He d——d the tread-mill, declared he had played at up and down before now—and would go—they were compelled to give him something—the law did not suffer any man to starve, and so on.

He was rattling on in his way, without any one paying the least attention to what he said, when a lad about fourteen, decently dressed, came in, carrying a box. He placed himself beside the window, and began to display the contents of his trunk, offering for sale several respectable articles of clothing for mere trifles.

“Go home, boy,” (said a man who had just come in, with his arms loaded with good things). “What brought you here? do you want to be ruined? you have run away, you young rascal, and stole them things.”

The younker, who was the very image of a spoiled child and natural vagabond, replied with all the pertness and insolence of one that had been over indulged, “that the things were his—he had paid for his lodgings, and nobody had anything to do with him.”

“When did he come here?” enquired the man, (the landlord by this time had gone out).
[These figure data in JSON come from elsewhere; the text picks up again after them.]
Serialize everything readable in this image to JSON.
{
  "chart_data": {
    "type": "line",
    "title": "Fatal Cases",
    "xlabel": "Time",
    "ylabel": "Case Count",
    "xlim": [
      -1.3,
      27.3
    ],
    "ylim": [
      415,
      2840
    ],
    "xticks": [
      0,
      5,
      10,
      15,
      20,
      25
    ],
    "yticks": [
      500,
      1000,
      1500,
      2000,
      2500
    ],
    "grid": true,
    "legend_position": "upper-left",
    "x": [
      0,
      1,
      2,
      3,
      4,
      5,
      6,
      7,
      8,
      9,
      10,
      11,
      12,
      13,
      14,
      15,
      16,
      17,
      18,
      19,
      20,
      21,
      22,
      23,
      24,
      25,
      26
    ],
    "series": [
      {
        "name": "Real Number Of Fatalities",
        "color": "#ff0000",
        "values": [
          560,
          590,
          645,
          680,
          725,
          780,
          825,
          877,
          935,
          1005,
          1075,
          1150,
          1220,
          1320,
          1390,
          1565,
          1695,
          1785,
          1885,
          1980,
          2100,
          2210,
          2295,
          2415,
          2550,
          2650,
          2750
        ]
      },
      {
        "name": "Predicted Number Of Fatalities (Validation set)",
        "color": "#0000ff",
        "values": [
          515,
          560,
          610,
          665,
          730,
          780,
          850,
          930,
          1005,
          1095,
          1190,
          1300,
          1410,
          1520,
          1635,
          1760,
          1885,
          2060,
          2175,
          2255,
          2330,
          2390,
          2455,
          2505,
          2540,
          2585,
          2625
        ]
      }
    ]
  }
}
“On Thursday,” he was answered.

“It is a shame,” he said, “to take in so young a boy; he should have a stick laid across his back, and sent home again.”

In defence of the landlord, it was argued, that if he did not take him in, others would; and that his things were safe here, which might not be the case elsewhere. This was admitted by our moralizer to be very true.

“Howsomever,” observed he, “all I know is this—that if the young dog is not already a thief, I know that he has come to the right place to become one.”